The transfer of WSDOT land south of the Odabashian Brige and north of the Pipeline Bridge for the Apple Capital Loop Trail marked a highpoint in community collaboration (see the Empire Press article last week and my previous blog. The transfer to Douglas County and East Wenatchee created new responsibilities to integrate the recreational, tourist, commercial, residential, native and historic opportunities that lie within those lands.
“It’s going to be interesting,” said Steve Jenkins, Chair, Douglas County Commissioners. “There’s a lot future out there. It’s a huge asset for us to develop properly.”
Dan Sarles, Regional WSDOT Director said his agency is beginning to surplus approximately 77 acres, 28 of which are west of the trail, a process depending on interest from developers and state funding.
“We look to surplus all of the properties at fair market value, including to local agencies, such as the City and County,” he said.
Recreational plans are already proposed for the shoreline immediately south of Odabashian Bridge and at Porter’s Pond, the wooded waterfront just south of the 19th Street trailhead. The Chelan PUD committed to those plans in Exhibit R, a 1978 filing with FERC as part of relicensing the Rocky Reach Dam, according to Jim Huffman, Port of Douglas County Commissioner and former Chelan PUD employee.
Huffman believes local public ownership creates an immediate opportunity to provide recreation consistent with preserving native habitat by limiting public access to planned recreational areas, And he believes the property transfer means the Chelan PUD could fulfill its mandate without having to pay money for land now in public ownership.
“The window of opportunity to accomplish [the recreational plans] could open and close quickly,” Huffman said. “The PUD, WSDOT and the local governments should initiate discussions in the near term.”
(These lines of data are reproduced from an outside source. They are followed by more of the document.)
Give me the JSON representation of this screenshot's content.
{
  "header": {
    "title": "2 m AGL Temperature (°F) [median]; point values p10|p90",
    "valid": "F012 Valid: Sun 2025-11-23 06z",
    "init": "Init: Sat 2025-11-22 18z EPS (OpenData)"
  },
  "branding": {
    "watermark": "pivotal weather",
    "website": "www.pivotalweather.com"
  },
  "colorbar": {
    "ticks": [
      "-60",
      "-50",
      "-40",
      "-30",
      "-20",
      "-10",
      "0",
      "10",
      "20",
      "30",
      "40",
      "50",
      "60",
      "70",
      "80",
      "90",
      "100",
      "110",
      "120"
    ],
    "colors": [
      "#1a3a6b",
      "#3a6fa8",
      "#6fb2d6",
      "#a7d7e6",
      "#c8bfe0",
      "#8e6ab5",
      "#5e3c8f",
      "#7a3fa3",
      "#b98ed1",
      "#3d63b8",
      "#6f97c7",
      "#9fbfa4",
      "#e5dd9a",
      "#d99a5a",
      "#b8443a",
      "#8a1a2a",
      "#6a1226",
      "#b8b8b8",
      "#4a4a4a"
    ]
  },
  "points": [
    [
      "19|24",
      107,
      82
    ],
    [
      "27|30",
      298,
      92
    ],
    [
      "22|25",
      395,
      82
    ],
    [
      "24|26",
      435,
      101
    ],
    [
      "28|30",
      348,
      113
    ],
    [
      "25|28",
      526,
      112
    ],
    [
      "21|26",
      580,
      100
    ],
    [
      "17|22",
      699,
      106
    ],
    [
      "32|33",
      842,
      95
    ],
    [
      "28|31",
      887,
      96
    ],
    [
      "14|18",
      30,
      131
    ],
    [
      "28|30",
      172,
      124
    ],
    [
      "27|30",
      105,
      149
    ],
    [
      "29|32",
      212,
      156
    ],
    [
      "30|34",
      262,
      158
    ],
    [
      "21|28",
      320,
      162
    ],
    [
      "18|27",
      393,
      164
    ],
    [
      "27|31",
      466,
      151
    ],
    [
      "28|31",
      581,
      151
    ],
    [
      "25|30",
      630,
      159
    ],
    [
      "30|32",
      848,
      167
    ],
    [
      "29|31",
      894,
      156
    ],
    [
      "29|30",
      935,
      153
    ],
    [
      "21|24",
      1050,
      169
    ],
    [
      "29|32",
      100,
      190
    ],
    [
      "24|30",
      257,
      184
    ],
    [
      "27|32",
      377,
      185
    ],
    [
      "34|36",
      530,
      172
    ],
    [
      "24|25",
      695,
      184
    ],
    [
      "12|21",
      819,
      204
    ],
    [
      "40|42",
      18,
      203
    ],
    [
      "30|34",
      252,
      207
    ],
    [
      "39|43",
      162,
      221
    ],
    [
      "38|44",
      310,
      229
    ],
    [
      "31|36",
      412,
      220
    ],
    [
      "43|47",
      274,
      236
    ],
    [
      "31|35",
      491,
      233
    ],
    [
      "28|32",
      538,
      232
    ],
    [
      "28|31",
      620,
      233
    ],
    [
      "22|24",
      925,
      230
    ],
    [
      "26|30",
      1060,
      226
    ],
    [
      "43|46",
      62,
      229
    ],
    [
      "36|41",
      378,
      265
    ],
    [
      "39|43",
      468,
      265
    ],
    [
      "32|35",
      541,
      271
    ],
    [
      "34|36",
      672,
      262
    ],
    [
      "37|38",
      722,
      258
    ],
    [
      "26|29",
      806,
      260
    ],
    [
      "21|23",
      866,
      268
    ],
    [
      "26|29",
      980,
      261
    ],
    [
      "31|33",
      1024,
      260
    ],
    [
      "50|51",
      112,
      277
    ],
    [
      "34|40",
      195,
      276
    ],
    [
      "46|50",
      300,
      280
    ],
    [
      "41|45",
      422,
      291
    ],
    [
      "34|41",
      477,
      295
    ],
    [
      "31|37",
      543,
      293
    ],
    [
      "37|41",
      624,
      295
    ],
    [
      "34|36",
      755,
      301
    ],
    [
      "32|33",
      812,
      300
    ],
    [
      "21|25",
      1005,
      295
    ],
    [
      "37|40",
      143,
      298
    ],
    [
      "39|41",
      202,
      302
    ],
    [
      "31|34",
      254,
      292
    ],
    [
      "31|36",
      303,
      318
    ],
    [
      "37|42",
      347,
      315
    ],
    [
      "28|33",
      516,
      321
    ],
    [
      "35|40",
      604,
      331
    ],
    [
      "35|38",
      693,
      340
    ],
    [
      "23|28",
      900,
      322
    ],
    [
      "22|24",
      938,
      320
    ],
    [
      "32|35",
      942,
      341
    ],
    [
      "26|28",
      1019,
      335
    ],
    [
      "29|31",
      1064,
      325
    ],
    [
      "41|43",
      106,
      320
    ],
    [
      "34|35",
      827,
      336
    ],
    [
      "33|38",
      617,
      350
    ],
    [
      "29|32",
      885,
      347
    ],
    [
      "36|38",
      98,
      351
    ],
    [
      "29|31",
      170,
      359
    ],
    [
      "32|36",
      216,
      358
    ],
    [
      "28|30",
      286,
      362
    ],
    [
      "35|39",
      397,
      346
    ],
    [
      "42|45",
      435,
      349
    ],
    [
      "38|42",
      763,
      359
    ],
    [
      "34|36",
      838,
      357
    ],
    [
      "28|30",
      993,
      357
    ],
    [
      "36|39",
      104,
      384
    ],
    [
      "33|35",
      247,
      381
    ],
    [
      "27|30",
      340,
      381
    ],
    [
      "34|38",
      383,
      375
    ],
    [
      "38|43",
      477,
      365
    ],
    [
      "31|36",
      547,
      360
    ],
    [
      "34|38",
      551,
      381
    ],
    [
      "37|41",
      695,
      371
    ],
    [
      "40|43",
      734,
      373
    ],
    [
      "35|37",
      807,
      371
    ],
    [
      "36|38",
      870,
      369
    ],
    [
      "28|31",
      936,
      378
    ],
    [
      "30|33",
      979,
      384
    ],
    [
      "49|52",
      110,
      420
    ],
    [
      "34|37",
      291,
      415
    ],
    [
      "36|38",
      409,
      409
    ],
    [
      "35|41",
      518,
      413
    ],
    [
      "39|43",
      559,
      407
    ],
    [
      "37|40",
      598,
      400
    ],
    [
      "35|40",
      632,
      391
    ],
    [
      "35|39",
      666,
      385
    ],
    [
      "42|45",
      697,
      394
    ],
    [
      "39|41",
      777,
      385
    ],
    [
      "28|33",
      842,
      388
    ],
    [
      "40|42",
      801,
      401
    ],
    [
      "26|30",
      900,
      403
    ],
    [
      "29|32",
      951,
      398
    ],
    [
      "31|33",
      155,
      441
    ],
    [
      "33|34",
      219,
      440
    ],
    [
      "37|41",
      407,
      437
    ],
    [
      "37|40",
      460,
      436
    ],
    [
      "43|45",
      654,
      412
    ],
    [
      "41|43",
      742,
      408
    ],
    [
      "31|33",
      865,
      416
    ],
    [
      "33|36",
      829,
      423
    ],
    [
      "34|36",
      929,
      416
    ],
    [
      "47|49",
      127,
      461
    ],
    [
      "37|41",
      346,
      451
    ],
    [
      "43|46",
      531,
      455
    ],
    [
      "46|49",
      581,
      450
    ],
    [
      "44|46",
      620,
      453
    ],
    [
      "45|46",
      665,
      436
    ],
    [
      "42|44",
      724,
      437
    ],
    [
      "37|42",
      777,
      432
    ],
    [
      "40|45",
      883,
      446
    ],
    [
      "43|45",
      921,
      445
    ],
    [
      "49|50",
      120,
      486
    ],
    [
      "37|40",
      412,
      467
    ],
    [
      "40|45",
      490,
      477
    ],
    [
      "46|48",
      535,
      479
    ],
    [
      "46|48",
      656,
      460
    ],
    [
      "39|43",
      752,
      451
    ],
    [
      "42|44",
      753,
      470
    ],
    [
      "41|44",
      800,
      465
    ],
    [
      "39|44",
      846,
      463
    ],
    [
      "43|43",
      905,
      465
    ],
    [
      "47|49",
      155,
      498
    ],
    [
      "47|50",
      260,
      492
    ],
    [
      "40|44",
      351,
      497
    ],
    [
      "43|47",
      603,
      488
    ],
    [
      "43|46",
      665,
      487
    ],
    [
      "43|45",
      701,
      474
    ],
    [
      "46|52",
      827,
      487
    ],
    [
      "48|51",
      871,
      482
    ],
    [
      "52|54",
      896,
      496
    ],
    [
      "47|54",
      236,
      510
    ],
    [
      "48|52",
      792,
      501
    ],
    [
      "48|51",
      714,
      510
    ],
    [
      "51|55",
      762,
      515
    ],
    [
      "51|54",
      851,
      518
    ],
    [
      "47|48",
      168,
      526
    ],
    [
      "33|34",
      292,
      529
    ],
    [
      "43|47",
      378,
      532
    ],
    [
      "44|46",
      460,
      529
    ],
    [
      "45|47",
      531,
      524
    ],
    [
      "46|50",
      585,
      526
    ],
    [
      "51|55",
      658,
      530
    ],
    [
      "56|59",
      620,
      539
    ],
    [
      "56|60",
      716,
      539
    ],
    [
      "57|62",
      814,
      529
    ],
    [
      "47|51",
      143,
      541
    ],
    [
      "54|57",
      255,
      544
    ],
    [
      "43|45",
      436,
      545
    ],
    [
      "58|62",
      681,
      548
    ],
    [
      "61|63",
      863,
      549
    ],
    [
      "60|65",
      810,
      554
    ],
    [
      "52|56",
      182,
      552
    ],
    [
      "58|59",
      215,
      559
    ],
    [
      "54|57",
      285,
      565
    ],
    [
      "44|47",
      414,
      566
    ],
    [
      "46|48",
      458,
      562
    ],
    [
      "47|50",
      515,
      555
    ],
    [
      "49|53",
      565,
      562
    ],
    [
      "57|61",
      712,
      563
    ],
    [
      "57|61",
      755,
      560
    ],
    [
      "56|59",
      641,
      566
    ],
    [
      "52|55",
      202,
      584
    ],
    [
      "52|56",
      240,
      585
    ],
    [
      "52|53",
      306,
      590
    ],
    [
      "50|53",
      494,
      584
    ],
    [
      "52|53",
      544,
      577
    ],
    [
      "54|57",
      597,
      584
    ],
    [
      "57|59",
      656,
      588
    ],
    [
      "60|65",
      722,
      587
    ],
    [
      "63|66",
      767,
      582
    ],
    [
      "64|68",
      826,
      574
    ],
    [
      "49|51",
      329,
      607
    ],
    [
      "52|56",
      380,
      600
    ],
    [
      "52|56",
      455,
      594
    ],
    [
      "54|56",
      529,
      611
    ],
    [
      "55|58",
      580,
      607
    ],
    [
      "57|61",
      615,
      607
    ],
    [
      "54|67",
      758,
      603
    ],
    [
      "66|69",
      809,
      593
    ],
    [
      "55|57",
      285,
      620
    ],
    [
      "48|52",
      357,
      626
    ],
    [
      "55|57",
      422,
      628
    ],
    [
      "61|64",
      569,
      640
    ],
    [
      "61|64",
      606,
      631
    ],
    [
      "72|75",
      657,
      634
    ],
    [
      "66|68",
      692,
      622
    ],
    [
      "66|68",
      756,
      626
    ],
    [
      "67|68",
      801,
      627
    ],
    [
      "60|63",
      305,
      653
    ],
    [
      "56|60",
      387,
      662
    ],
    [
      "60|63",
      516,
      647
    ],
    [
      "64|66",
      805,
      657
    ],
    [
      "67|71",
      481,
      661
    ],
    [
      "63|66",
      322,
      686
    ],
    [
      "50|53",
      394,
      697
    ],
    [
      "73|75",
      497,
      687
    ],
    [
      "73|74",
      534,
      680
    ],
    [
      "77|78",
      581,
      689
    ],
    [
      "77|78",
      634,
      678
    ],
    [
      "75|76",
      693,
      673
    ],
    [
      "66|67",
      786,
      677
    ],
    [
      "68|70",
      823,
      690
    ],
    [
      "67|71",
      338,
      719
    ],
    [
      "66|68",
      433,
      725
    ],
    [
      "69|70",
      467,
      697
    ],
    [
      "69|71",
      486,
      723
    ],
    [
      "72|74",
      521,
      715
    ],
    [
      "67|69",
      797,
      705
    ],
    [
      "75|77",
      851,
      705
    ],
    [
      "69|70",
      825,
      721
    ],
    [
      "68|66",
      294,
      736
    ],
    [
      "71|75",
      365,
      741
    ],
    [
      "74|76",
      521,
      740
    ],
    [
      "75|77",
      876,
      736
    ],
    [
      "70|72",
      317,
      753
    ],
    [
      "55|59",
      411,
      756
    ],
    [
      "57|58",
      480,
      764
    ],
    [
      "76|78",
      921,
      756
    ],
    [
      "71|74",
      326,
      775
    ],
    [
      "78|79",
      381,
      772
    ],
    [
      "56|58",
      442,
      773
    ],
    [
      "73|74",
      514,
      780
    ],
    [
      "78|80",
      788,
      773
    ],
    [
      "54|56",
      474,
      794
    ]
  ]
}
The County funded the Port of Douglas to conduct the North End Master Plan and Feasibility Study of the east end of the Odabashian Bridge to recommend the public and private investment needed for development. The primary study area is the land south of the bridge where views sweep across the Wenatchee and Columbia Rivers to the Cascades from empty parcels populated by for-sale signs. (See the map details at the Port of Douglas website).
“But development has largely been held up by inadequate utilities and transportation infrastructure, and the lack of a cohesive and cost-effective plan among several public entities to enable that work to get done,” said Lisa Parks, executive director of the Port of Douglas County.
Public input is wanted along with the preferences of present property owners and stakeholders. The plan is due in the fall of 2013. The public can contact the Port at 884-4700 or email@example.com.
Ownership of the trail is making changes for East Wenatchee. For example, tts going to require an expanded maintenance agreement with the Eastmont Metropolitan Park District, according to Lori Barnett, Director of Planning for the city.
“If there are blowouts or homeless camps, we’re responsible now,” she said. “We need to sit down with [the Park District] and work out new roles and responsibilities.”
Barnett said the City is also interested in three approximately-one-acre parcels to be surplused on 15th and 19th streets adjacent to the trail. The City could acquire any or all of those parcels for parks and recreation or improve infrastructure for private development. The City has funds from the sale of a riverfront view parcel to WSDOT for land south of George Sellar Bridge.
“What we do will depend on potential development, the value WSDOT assigns and other costs to see what is the biggest bank for our buck,” she said.
The grander visions of the trail articulated in earlier studies should begin immediately. A foundation to raise funds to preserve the native habitat west of the trail should be started. Historic sites exist on the east side where Native Americans have expressed interest in developing attractions for visitors. And everybody should be interested in an organization to administer the trail on both sides of the river and north to Lincoln Rock State Park.
The Trail could be an even greater asset and we need to fulfill our responsibilities now that we own it.